Ada has realized that she is more and more alone as Jamie has gotten older, so she engineers an escape, pretending that she’s just hurt her foot in an accident so that she will be able to go with Jamie to the country. They are the last children left from their train and are forced on a single woman, Susan, who clearly doesn’t want them. Susan does her duty, though, and over time, with much difficulty, they become a family of sorts.

Gail Carson Levine recently dealt with the issue of piling troubles on a character in her wonderful blog on writing. It’s hard to do well, and doing it well means that a character can face seemingly endless setbacks. Sometimes it works, and sometimes it just seems forced.

When I wrote recently about the books we loathe, it was the forced version of awful lives that was bothering me. I just couldn’t care about those characters. They were not likeable people, and at some point, they were going to have to do something different if their lives were going to be better. It might be realistic to have them keep repeating harmful behaviors – I have seen that kind of thing a lot in my life – but it doesn’t make me connect with them or want to keep reading a book about them.

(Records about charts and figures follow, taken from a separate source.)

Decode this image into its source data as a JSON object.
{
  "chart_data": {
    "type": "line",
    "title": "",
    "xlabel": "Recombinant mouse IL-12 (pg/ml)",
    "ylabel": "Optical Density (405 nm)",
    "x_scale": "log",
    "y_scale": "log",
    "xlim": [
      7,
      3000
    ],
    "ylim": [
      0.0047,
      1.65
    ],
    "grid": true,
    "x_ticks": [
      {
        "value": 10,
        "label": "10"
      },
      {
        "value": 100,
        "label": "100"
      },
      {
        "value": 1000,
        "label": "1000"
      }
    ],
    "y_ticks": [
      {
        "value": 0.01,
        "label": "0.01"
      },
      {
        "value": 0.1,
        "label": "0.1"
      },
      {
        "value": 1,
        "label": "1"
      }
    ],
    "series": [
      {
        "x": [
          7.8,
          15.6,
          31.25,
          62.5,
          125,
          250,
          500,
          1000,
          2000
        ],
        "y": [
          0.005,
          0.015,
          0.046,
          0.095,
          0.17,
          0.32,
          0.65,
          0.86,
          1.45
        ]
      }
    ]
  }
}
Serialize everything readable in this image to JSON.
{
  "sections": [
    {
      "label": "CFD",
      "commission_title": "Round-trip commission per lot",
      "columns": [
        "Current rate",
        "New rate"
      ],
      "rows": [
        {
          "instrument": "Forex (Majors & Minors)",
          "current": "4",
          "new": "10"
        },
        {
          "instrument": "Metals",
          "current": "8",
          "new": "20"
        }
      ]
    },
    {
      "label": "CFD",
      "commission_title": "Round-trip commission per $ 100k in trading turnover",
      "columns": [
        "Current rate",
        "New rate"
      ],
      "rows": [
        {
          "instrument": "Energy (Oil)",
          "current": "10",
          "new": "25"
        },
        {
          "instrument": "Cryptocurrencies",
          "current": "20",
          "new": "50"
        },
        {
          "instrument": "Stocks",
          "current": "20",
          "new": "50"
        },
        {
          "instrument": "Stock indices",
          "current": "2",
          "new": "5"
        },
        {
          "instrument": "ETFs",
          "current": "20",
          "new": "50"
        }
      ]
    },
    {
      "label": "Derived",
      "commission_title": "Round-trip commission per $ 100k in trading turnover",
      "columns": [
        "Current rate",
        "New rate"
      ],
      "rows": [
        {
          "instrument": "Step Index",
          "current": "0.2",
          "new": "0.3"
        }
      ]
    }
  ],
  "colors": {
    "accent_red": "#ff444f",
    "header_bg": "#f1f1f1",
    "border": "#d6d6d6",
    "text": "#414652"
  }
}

Kimberly Brubaker Bradly brings Ada and Jamie to you when they are in a horrible place. Things don’t get better right away, but you care about them. You see how there is a tiny bit of hope inside Ada, and how she can use her stubborn side to survive and begin to grow. Ada and Jamie and the others are not perfect, but there is a spark there that makes them interesting. So I kept reading.

I wasn’t a big fan of the ending, but it does resolve some problems. I kind of wished that Ada had been able to engineer another escape instead of being rescued, but in the end, it might have been the right way to go. For her, for Susan, for her angry mother and for Jamie.